Wikipedia : An early 19th-century illustration of Krakatoa
In 1883, Krakatoa produced massive amounts of ash during an eruption estimated to the equivalent of 200 megatons – or 13 times larger than the Hydrogen Bomb detonated at Bikini Island. Average global temperatures dropped by about 1.2°C during the following year as a result of ash blocking the sun.
It has been hypothesized by a volcanologist at Los Alamos, that the Dark Ages were triggered by agricultural collapse following the 535AD eruption of Krakatoa.
Modern history has its origins in the tumultuous 6th and 7th centuries. During this period agricultural failures and the emergence of the plague contributed to: (1) the demise of ancient super cities, old Persia, Indonesian civilizations, the Nasca culture of South America, and southern Arabian civilizations; (2) the schism of the Roman Empire with the conception of many nation states and the re-birth of a united China; and (3) the origin and spread of Islam while Arian Christianity disappeared. In his book, Catastrophe An Investigation into the Origins of the Modern World, author David Keys explores history and archaeology to link all of these human upheavals to climate destabilization brought on by a natural catastrophe, with strong evidence from tree-ring and ice-core data that it occurred in 535 AD.
With no supporting evidence for an impact-related event, I worked with Keys to narrow down the possibilities for a volcanic eruption that could affect both hemispheres and bring about several decades of disrupted climate patterns, most notably colder and drier weather in Europe and Asia, where descriptions of months with diminished sun light, persistent cold, and anomalous summer snow falls are recorded in 6th-century written accounts. Writings from China and Indonesia describe rare atmospheric phenomena that possibly point to a volcano in the Indonesian arc. Although radiocarbon dating of eruptions in that part of the world are spotty, there is strong bathymetric and volcanic evidence that Krakatau might have experienced a huge caldera eruption. Accordingly, I encouraged a scientific expedition to be led by Haraldur Sigurdsson to the area.
The expedition found a thick pyroclastic deposit, bracketed by appropriate radiometric dates, that suggests such a caldera collapse of a Proto-Krakatau did occur perhaps in the 6th century. Bathymetry indicates a caldera some 40 to 60 km in diameter that, with collapse below sea level, could have formed the Sunda Straits, separating Java from Sumatra, as suggested by ancient Javanese historical writings. Such a caldera collapse likely involved eruption of several hundred cubic kilometers of pyroclastic debris, several times larger than the 1815 eruption of Tambora. This hypothetical eruption likely involved magma-seawater interaction, as past eruptions of Krakatau document, but on a tremendous scale. Computer simulations of the eruption indicate that the interaction could have produced a plume from 25 to >50 km high, carrying from 50 to 100 km3 of vaporized seawater into the atmosphere.
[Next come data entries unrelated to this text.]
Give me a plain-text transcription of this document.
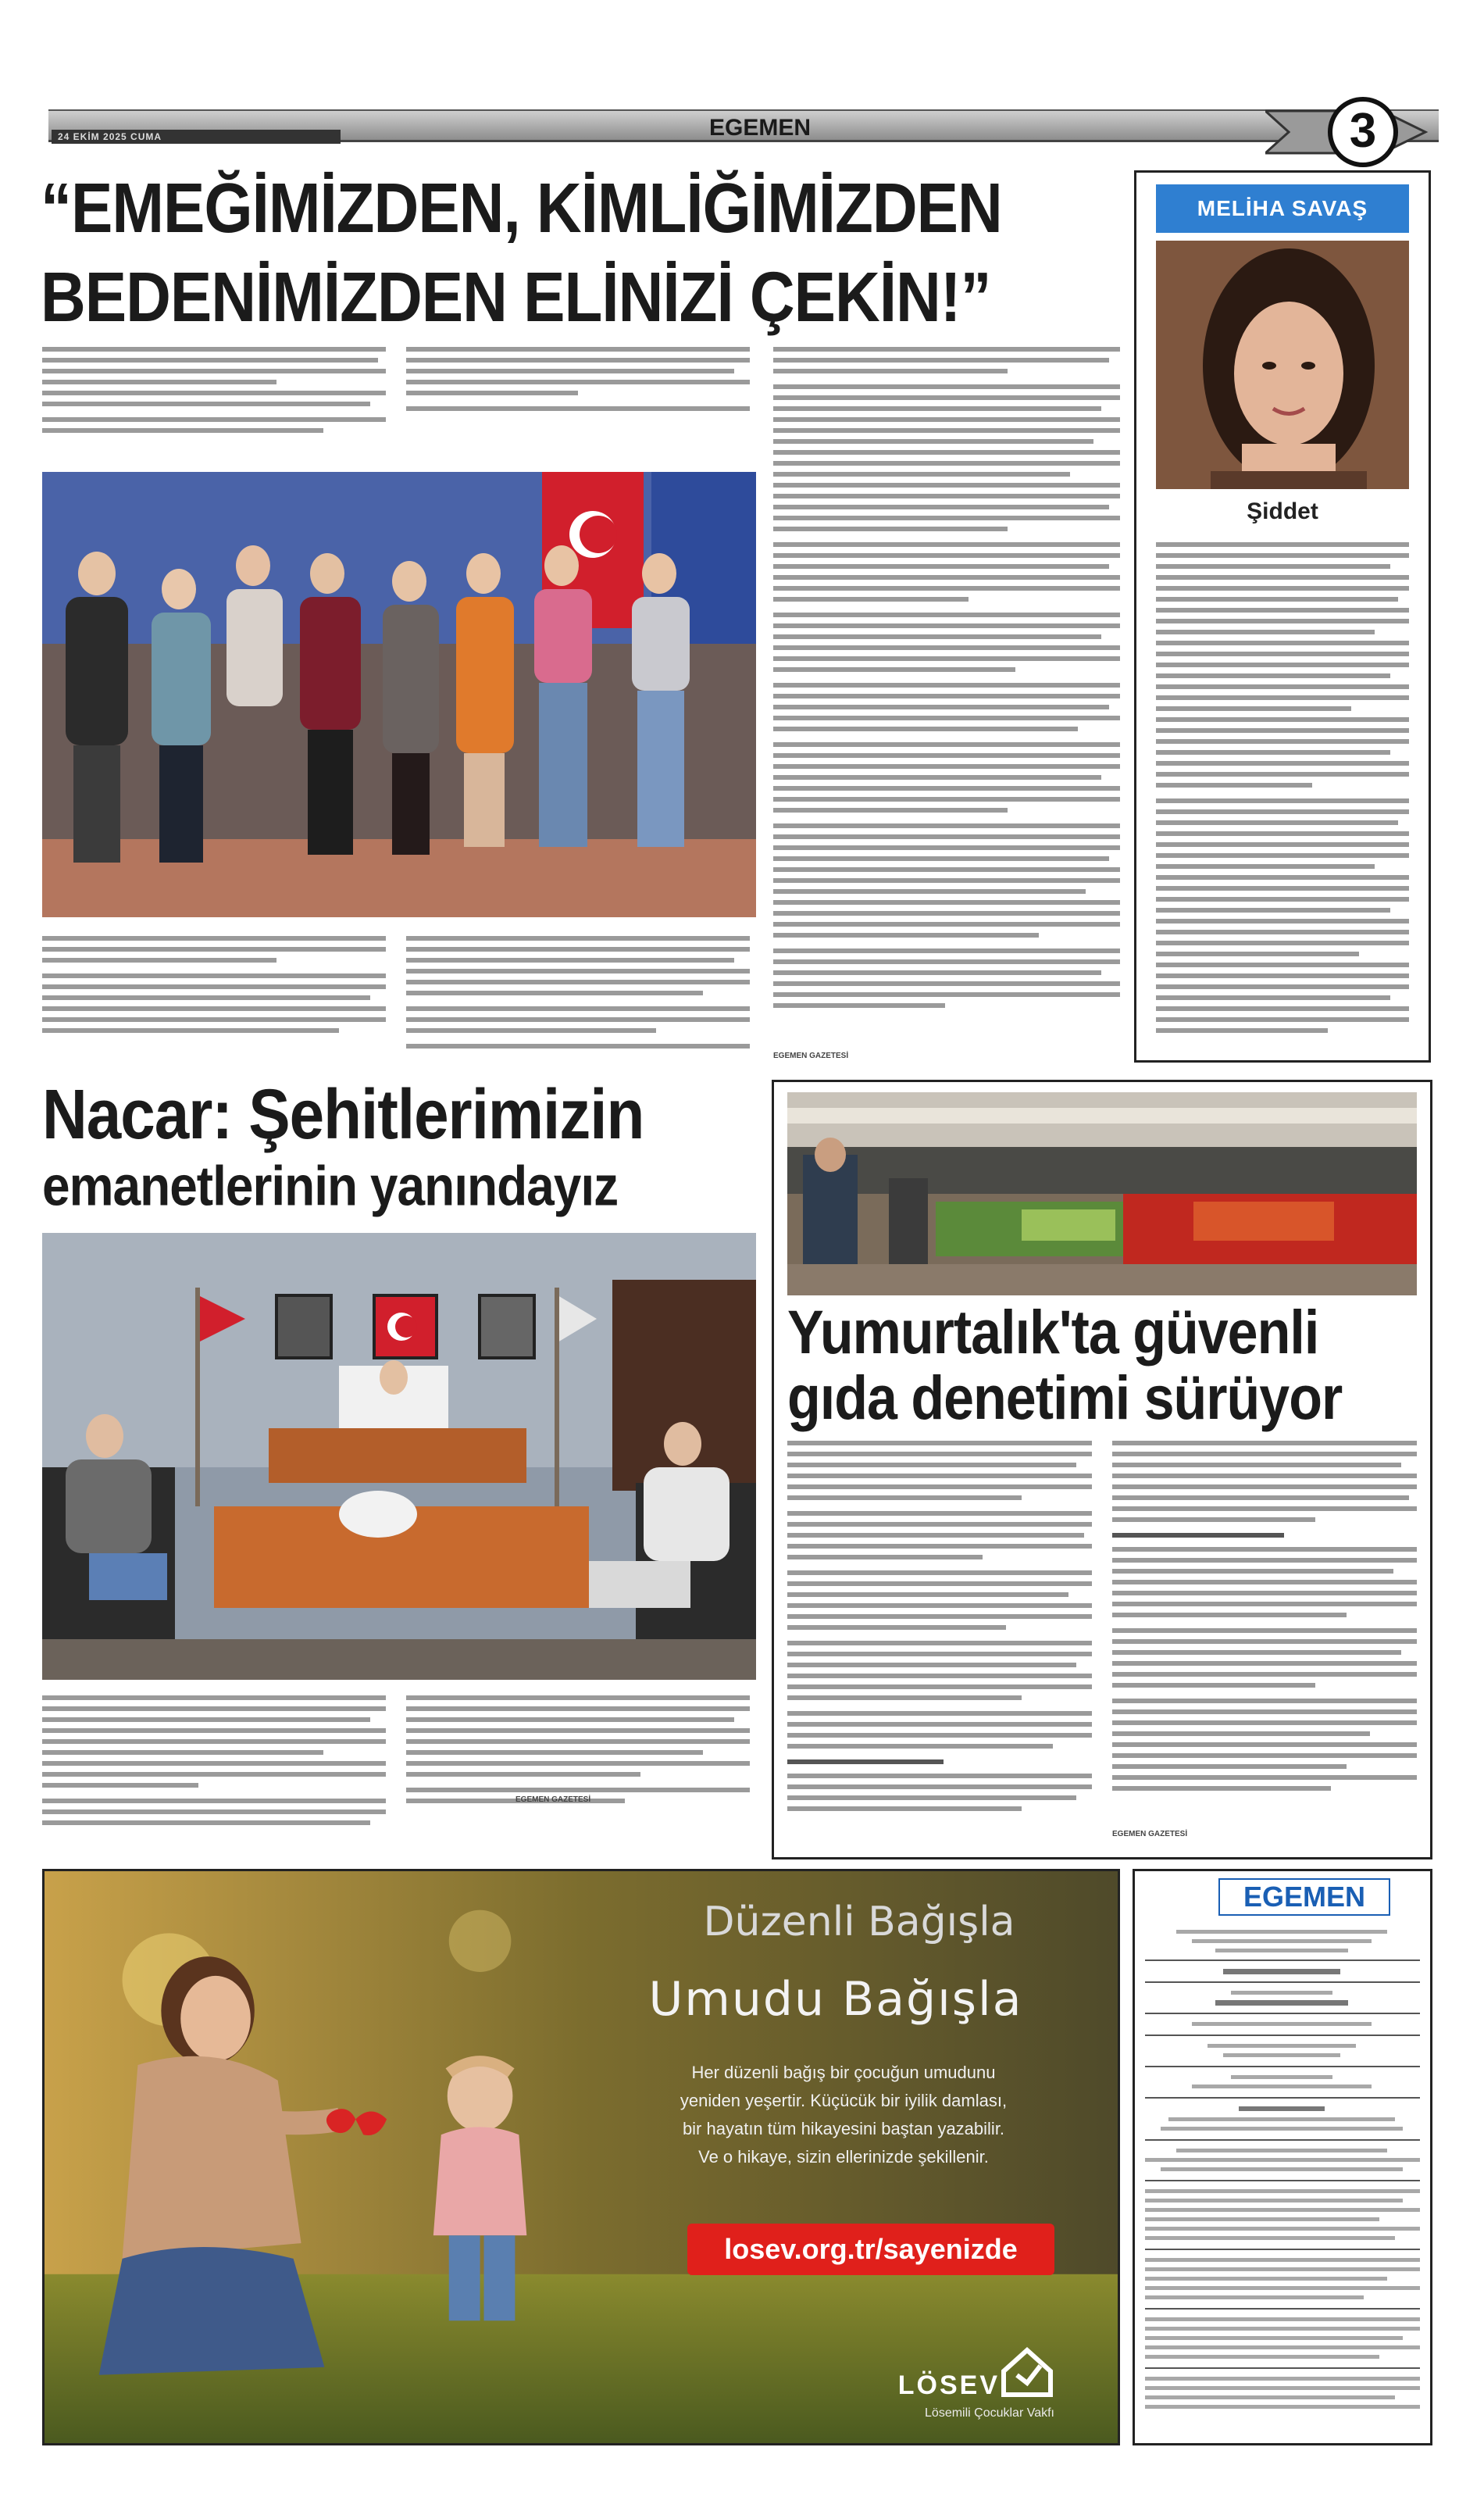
24 EKİM 2025 CUMA	EGEMEN	3
“EMEĞİMİZDEN, KİMLİĞİMİZDEN
BEDENİMİZDEN ELİNİZİ ÇEKİN!”
EGEMEN GAZETESİ
MELİHA SAVAŞ
Şiddet
Nacar: Şehitlerimizin
emanetlerinin yanındayız
EGEMEN GAZETESİ
Yumurtalık'ta güvenli
gıda denetimi sürüyor
EGEMEN GAZETESİ
Düzenli Bağışla
Umudu Bağışla
Her düzenli bağış bir çocuğun umudunu
yeniden yeşertir. Küçücük bir iyilik damlası,
bir hayatın tüm hikayesini baştan yazabilir.
Ve o hikaye, sizin ellerinizde şekillenir.
losev.org.tr/sayenizde
LÖSEV
Lösemili Çocuklar Vakfı
EGEMEN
Although most of the vapor condenses and falls out from low altitudes, still large quantities are lofted into the stratosphere, forming ice clouds with super fine (<10 micrometer) hydrovolcanic ash.
Discussions with global climate modelers at Los Alamos National Laboratory led me to preliminary calculations that such a plume of ash and ice crystals could form a significant cloud layer over much of the northern and southern hemispheres. Orders of magnitude larger than previously studied volcanic plumes, its dissipation and impact upon global albedo, the tropopause height, and stratospheric ozone are unknown but certainly within possibilities for climate destabilization lasting years or perhaps several decades. If this volcanic hypothesis is correct, the global, domino-like effects upon epidemics, agriculture, politics, economics, and religion are far-reaching, elevating the potential role of volcanism as a major climate control, and demonstrating the intimate link between human affairs and nature.
More recent volcanic events which lowered global temperatures, were the 1991 eruption of Mount Pinatubo and the 1983 eruption of El Chichón.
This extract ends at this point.